When the massive Bonnet Springs Park opens next year, a sculpture that mimics the sounds of rain and wind will rest among nature in the Harrell Family Botanical Gardens. For now, it has been installed in a temporary home near the park welcome center along George Jenkins Boulevard.

The Sound Wall sculpture was commissioned by Platform Art Inc., and Bonnet Springs Park, with major funding from the National Endowment for the Arts and the state of Florida.

The $150,000 project took two years from inception to completion, and installation represents a collaboration that created a “contemplative piece that’s elegant and visually references sound,” according to Cynthia Haffey, executive director of Platform Art.

Bonnet Springs Park will occupy 167 acres west of downtown Lakeland. The Sound Wall will be part of the Harrell Family Botanical Garden, shown at No. 10 on the map.

From the outset the plan was to engage students. Haffey said she was impressed with the quality of work and the training being afforded students in the All Saints Academy Innovation Center with Director Edward New.

The school’s innovation studio pairs students with professionals from the NuVu creativity center in Cambridge, Mass.

Haffey engaged Becky Ault and the team at the Art Research Enterprises Inc. of Lancaster, Pa., to oversee creation and production of the sculpture. 

Ault is no stranger to producing work with a permanent home in Lakeland.
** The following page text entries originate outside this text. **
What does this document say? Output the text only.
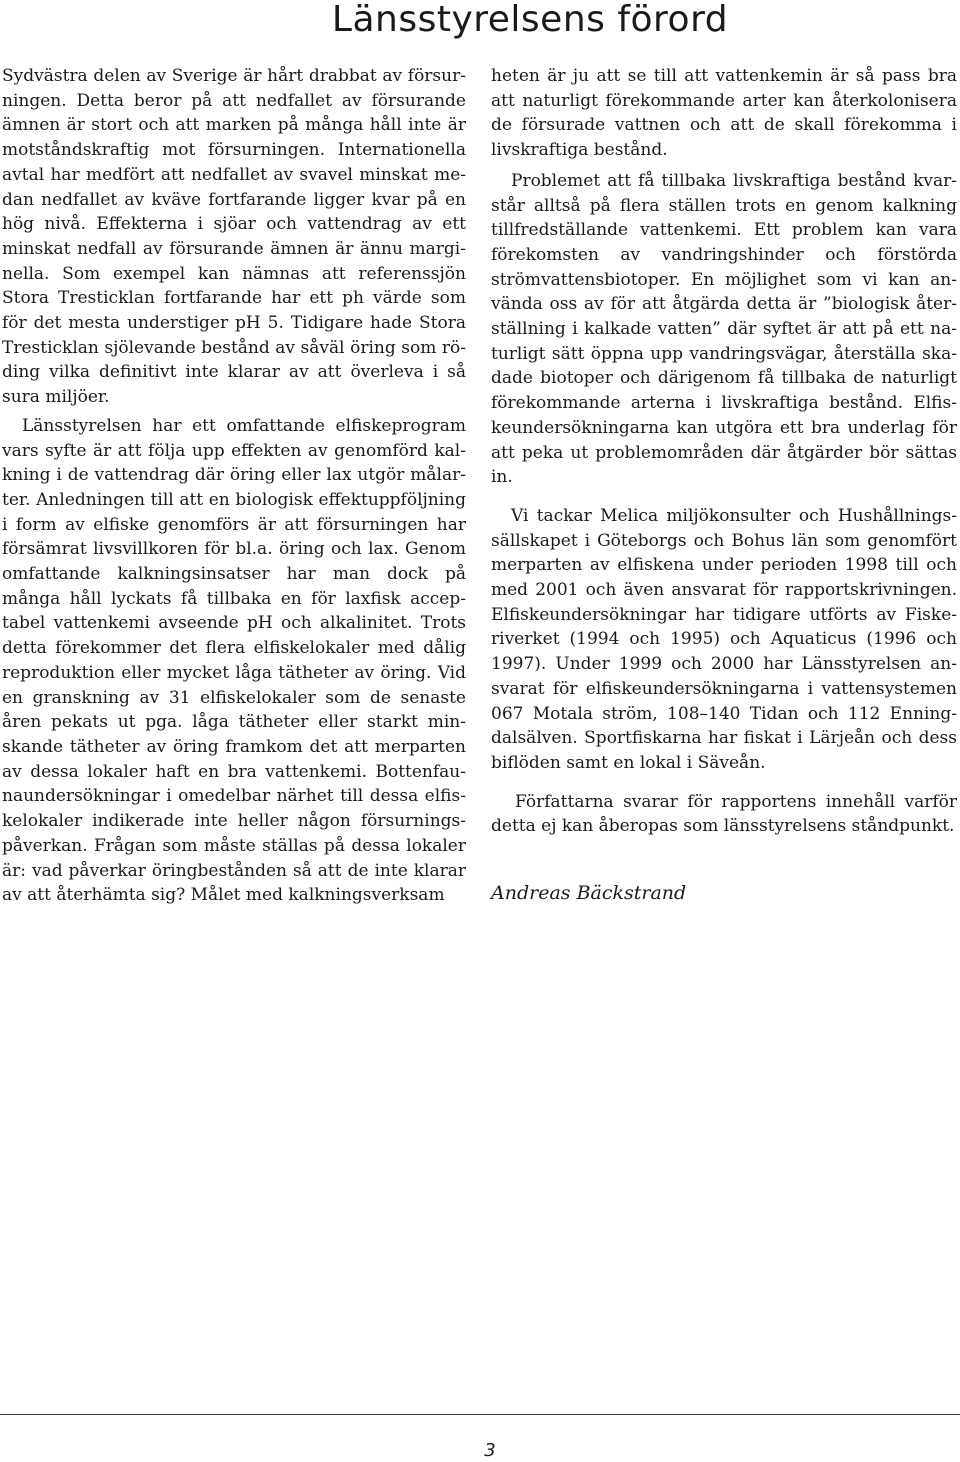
Länsstyrelsens förord

Sydvästra delen av Sverige är hårt drabbat av försurningen. Detta beror på att nedfallet av försurande ämnen är stort och att marken på många håll inte är motståndskraftig mot försurningen. Internationella avtal har medfört att nedfallet av svavel minskat medan nedfallet av kväve fortfarande ligger kvar på en hög nivå. Effekterna i sjöar och vattendrag av ett minskat nedfall av försurande ämnen är ännu marginella. Som exempel kan nämnas att referenssjön Stora Tresticklan fortfarande har ett ph värde som för det mesta understiger pH 5. Tidigare hade Stora Tresticklan sjölevande bestånd av såväl öring som röding vilka definitivt inte klarar av att överleva i så sura miljöer.

Länsstyrelsen har ett omfattande elfiskeprogram vars syfte är att följa upp effekten av genomförd kalkning i de vattendrag där öring eller lax utgör målarter. Anledningen till att en biologisk effektuppföljning i form av elfiske genomförs är att försurningen har försämrat livsvillkoren för bl.a. öring och lax. Genom omfattande kalkningsinsatser har man dock på många håll lyckats få tillbaka en för laxfisk acceptabel vattenkemi avseende pH och alkalinitet. Trots detta förekommer det flera elfiskelokaler med dålig reproduktion eller mycket låga tätheter av öring. Vid en granskning av 31 elfiskelokaler som de senaste åren pekats ut pga. låga tätheter eller starkt minskande tätheter av öring framkom det att merparten av dessa lokaler haft en bra vattenkemi. Bottenfaunaundersökningar i omedelbar närhet till dessa elfiskelokaler indikerade inte heller någon försurningspåverkan. Frågan som måste ställas på dessa lokaler är: vad påverkar öringbestånden så att de inte klarar av att återhämta sig? Målet med kalkningsverksam

heten är ju att se till att vattenkemin är så pass bra att naturligt förekommande arter kan återkolonisera de försurade vattnen och att de skall förekomma i livskraftiga bestånd.

Problemet att få tillbaka livskraftiga bestånd kvarstår alltså på flera ställen trots en genom kalkning tillfredställande vattenkemi. Ett problem kan vara förekomsten av vandringshinder och förstörda strömvattensbiotoper. En möjlighet som vi kan använda oss av för att åtgärda detta är ”biologisk återställning i kalkade vatten” där syftet är att på ett naturligt sätt öppna upp vandringsvägar, återställa skadade biotoper och därigenom få tillbaka de naturligt förekommande arterna i livskraftiga bestånd. Elfiskeundersökningarna kan utgöra ett bra underlag för att peka ut problemområden där åtgärder bör sättas in.

Vi tackar Melica miljökonsulter och Hushållningssällskapet i Göteborgs och Bohus län som genomfört merparten av elfiskena under perioden 1998 till och med 2001 och även ansvarat för rapportskrivningen. Elfiskeundersökningar har tidigare utförts av Fiskeriverket (1994 och 1995) och Aquaticus (1996 och 1997). Under 1999 och 2000 har Länsstyrelsen ansvarat för elfiskeundersökningarna i vattensystemen 067 Motala ström, 108–140 Tidan och 112 Enningdalsälven. Sportfiskarna har fiskat i Lärjeån och dess biflöden samt en lokal i Säveån.

Författarna svarar för rapportens innehåll varför detta ej kan åberopas som länsstyrelsens ståndpunkt.

Andreas Bäckstrand
3
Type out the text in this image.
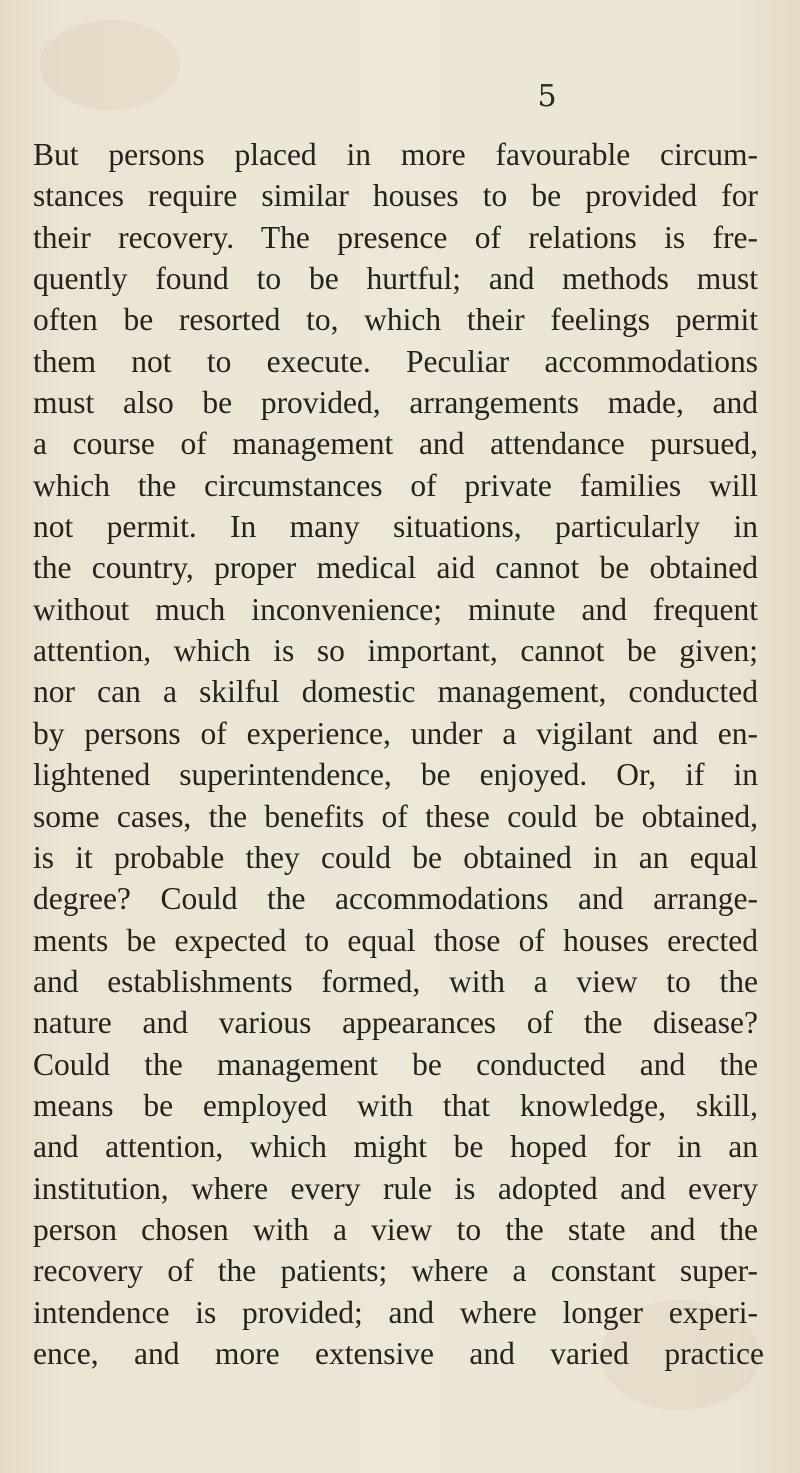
5
But persons placed in more favourable circum-
stances require similar houses to be provided for
their recovery. The presence of relations is fre-
quently found to be hurtful; and methods must
often be resorted to, which their feelings permit
them not to execute. Peculiar accommodations
must also be provided, arrangements made, and
a course of management and attendance pursued,
which the circumstances of private families will
not permit. In many situations, particularly in
the country, proper medical aid cannot be obtained
without much inconvenience; minute and frequent
attention, which is so important, cannot be given;
nor can a skilful domestic management, conducted
by persons of experience, under a vigilant and en-
lightened superintendence, be enjoyed. Or, if in
some cases, the benefits of these could be obtained,
is it probable they could be obtained in an equal
degree? Could the accommodations and arrange-
ments be expected to equal those of houses erected
and establishments formed, with a view to the
nature and various appearances of the disease?
Could the management be conducted and the
means be employed with that knowledge, skill,
and attention, which might be hoped for in an
institution, where every rule is adopted and every
person chosen with a view to the state and the
recovery of the patients; where a constant super-
intendence is provided; and where longer experi-
ence, and more extensive and varied practice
She and her team fabricated the sculpture of the fallen hero that sits outside of the Lakeland Police Department on Massachusetts Avenue, as well as the statue of Publix funder George Jenkins and former city recreation director Joker Marchant outside the stadium at Tigertown that bears Marchant’s name. 

A former educator, Ault looked at working with students in a classroom setting as “a natural venue” and as a means of “staying active and young.”  Her involvement in the project ranged from conducting critiques and workshops during the concept and design phase to helping students consider the artistic merit of their work and the proper material to help showcase it.

Thirty entries were submitted, all representing any of the five senses. Five of the projects were considered noteworthy, and then the stand-out project was chosen. It was from student design artists Laura Prazdnicane and Jaiyun ‘Lucy’ Jhang. 

“I was extremely impressed with the maturity of their technique,” Ault said. “It was not easy to select the final piece.”

The Sound Wall sculpture is made of polished stainless steel and features a 15-foot serpentine wall integrated into the landscape. It is partially covered in natural vines and a 9-foot vertical section of decorative polychromed elements made of stainless steel, glass, and interactive chimes. The piece is designed to mimic the sound of rain and wind, yielding the name “The Sound Wall.”

‘’The project fulfills a Platform Art goal to develop a site-responsive public art,” said Haffey. The sculpture will move to its permanent location at the Harrell Family Botanical Gardens in 2021. Haffey says it is part of a plan to fulfill a dream of Lakeland being “a destination for public art.”